Perhaps that’s why she said yes to Michael. She really doesn’t know. He asked, she said yes. It seemed reasonable to agree. How different their beginning was from those heady days with Casey when Isabelle was swept away.
She and Michael talked and talked, not in the hectoring way Nate had often had with her, or the needy, self-revelatory way her father often used. But conversation for the pure pleasure of examining things — ideas, concepts, stories. Michael loved to tell stories. Isabelle felt he was a thwarted writer, and Michael didn’t disagree.
“It was never an option,” he told her early in their relationship. They were sitting in Gregor’s Russian Restaurant in San Francisco, with its starched white tablecloths on square tables, eating melt-in-your-mouth beef brisket and crisp potato latkes with applesauce, and Isabelle was taken right back to Sunday dinners at her nana’s — her father’s mother. Her mother’s mother never cooked anything.
“I didn’t need to be reminded of all the sacrifices my parents made to bring us here,” Michael told her. “It was obvious. My father had been a research chemist in St. Petersburg, and he was lucky to get a job as a janitor when we arrived. So getting a good education and choosing a solid and prestigious career — that was my end of the bargain to uphold.”
They always seemed to be inside rooms — restaurants, theaters, classrooms, where she went to watch him teach, then her own living room, then Avi’s room as Michael made a real effort to get to know him. At the beginning that was hard going. It was impossible, really, for Michael to follow Casey, who crowded whatever space he was in, who made the world exciting, who was the ultimate romantic figure, all his focus totally on the moment at hand. And when Avi was the target of that attention, the little boy filled up with pride and a devotion to his dad that left little space for any sort of substitute.
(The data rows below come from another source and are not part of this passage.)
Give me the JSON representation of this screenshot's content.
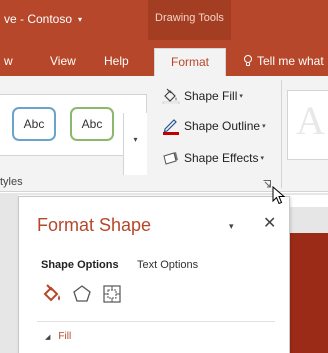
{
  "titlebar": {
    "title": "ve - Contoso",
    "title_caret": "▾",
    "contextual_group": "Drawing Tools"
  },
  "tabs": {
    "items": [
      "w",
      "View",
      "Help"
    ],
    "active": "Format",
    "tell_me": "Tell me what"
  },
  "ribbon": {
    "style_swatch_1": "Abc",
    "style_swatch_2": "Abc",
    "more_glyph": "▾",
    "group_label": "tyles",
    "shape_fill": "Shape Fill",
    "shape_outline": "Shape Outline",
    "shape_effects": "Shape Effects",
    "dropdown_glyph": "▾",
    "wordart_letter": "A"
  },
  "pane": {
    "title": "Format Shape",
    "menu_glyph": "▾",
    "close_glyph": "✕",
    "tab_shape_options": "Shape Options",
    "tab_text_options": "Text Options",
    "section_fill": "Fill",
    "collapse_glyph": "◢"
  },
  "colors": {
    "accent": "#b7472a",
    "contextual": "#a33e23",
    "slide": "#9b2a17",
    "outline_red": "#c00000",
    "swatch_blue": "#6aa4c9",
    "swatch_green": "#8cb86c"
  },
  "icons": [
    "lightbulb-icon",
    "paint-bucket-icon",
    "pencil-outline-icon",
    "shape-effects-icon",
    "dialog-launcher-icon",
    "fill-line-icon",
    "pentagon-effects-icon",
    "size-properties-icon",
    "mouse-cursor-icon"
  ]
}
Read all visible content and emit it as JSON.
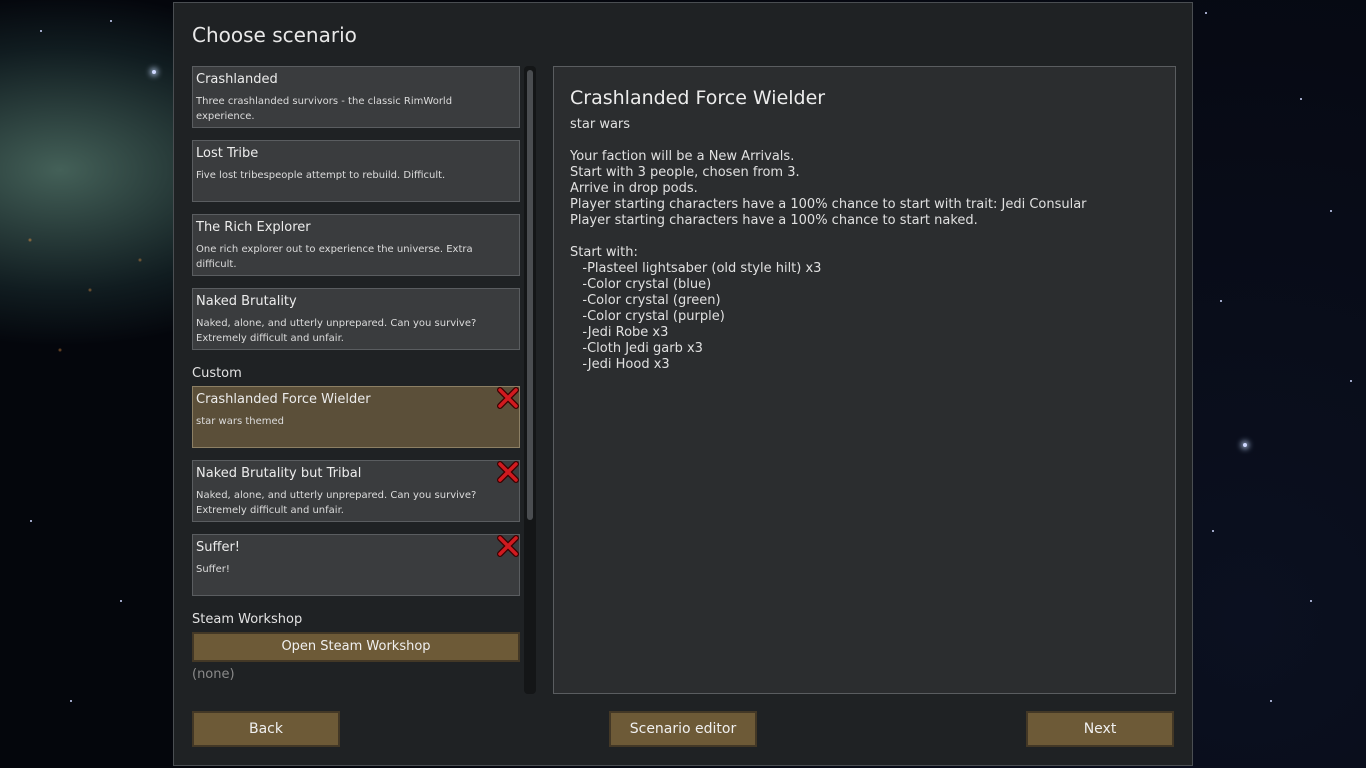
{
  "window": {
    "title": "Choose scenario"
  },
  "scenarios": {
    "builtin": [
      {
        "name": "Crashlanded",
        "description": "Three crashlanded survivors - the classic RimWorld experience."
      },
      {
        "name": "Lost Tribe",
        "description": "Five lost tribespeople attempt to rebuild. Difficult."
      },
      {
        "name": "The Rich Explorer",
        "description": "One rich explorer out to experience the universe. Extra difficult."
      },
      {
        "name": "Naked Brutality",
        "description": "Naked, alone, and utterly unprepared. Can you survive? Extremely difficult and unfair."
      }
    ],
    "custom_label": "Custom",
    "custom": [
      {
        "name": "Crashlanded Force Wielder",
        "description": "star wars themed",
        "selected": true
      },
      {
        "name": "Naked Brutality but Tribal",
        "description": "Naked, alone, and utterly unprepared. Can you survive? Extremely difficult and unfair.",
        "selected": false
      },
      {
        "name": "Suffer!",
        "description": "Suffer!",
        "selected": false
      }
    ],
    "workshop_label": "Steam Workshop",
    "workshop_button": "Open Steam Workshop",
    "workshop_empty": "(none)"
  },
  "detail": {
    "title": "Crashlanded Force Wielder",
    "subtitle": "star wars",
    "lines": [
      "Your faction will be a New Arrivals.",
      "Start with 3 people, chosen from 3.",
      "Arrive in drop pods.",
      "Player starting characters have a 100% chance to start with trait: Jedi Consular",
      "Player starting characters have a 100% chance to start naked.",
      "",
      "Start with:",
      "   -Plasteel lightsaber (old style hilt) x3",
      "   -Color crystal (blue)",
      "   -Color crystal (green)",
      "   -Color crystal (purple)",
      "   -Jedi Robe x3",
      "   -Cloth Jedi garb x3",
      "   -Jedi Hood x3"
    ]
  },
  "buttons": {
    "back": "Back",
    "editor": "Scenario editor",
    "next": "Next"
  },
  "icons": {
    "delete": "delete-x-icon"
  },
  "colors": {
    "panel": "#1f2224",
    "card": "#3a3c3e",
    "card_selected": "#5b4f39",
    "button": "#6d5a37",
    "delete_red": "#c8181c"
  }
}
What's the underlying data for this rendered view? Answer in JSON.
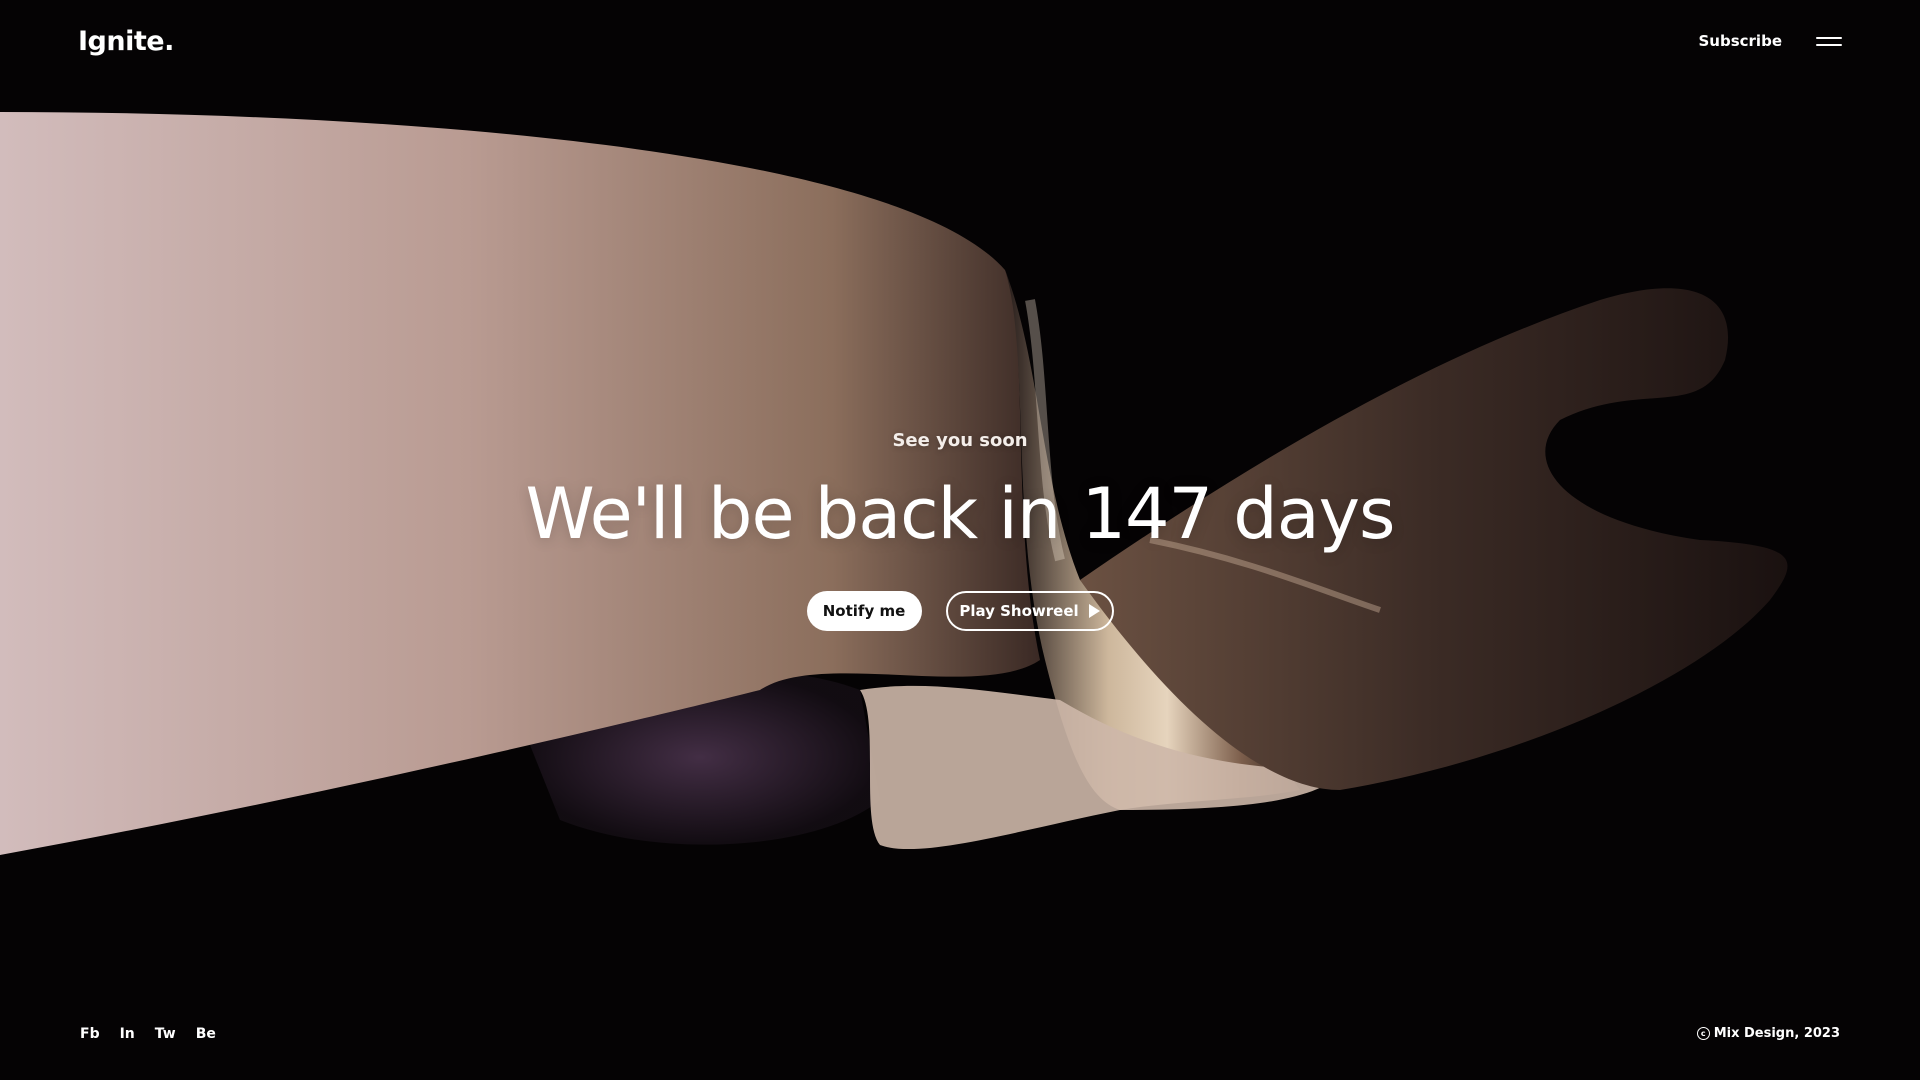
{
  "brand": {
    "logo": "Ignite."
  },
  "nav": {
    "subscribe_label": "Subscribe",
    "menu_icon": "hamburger-menu-icon"
  },
  "hero": {
    "eyebrow": "See you soon",
    "headline": "We'll be back in 147 days",
    "notify_label": "Notify me",
    "showreel_label": "Play Showreel",
    "showreel_icon": "play-icon"
  },
  "footer": {
    "social": [
      "Fb",
      "In",
      "Tw",
      "Be"
    ],
    "copyright": "Mix Design, 2023",
    "copyright_icon": "copyright-icon"
  },
  "colors": {
    "background": "#050304",
    "text": "#ffffff",
    "ribbon_light": "#d6c3c0",
    "ribbon_mid": "#a58a72",
    "ribbon_dark": "#2a1e1a",
    "ribbon_shadow_purple": "#3d2a40"
  }
}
Michael understood early on that he couldn’t compete, and so he let Avi come to him in his own time. And it took years. Years when Avi and Michael were polite to each other but little else, then teenage years when even Avi’s politeness was in short supply. Michael lost faith during that time that they would ever find a way toward each other, and his sorrow about it spilled over into his day-to-day conversations with Isabelle. She couldn’t find the words to comfort him, because she wasn’t sure Avi would ever see in Michael what she had come to cherish. But finally, when it was almost too late, he did.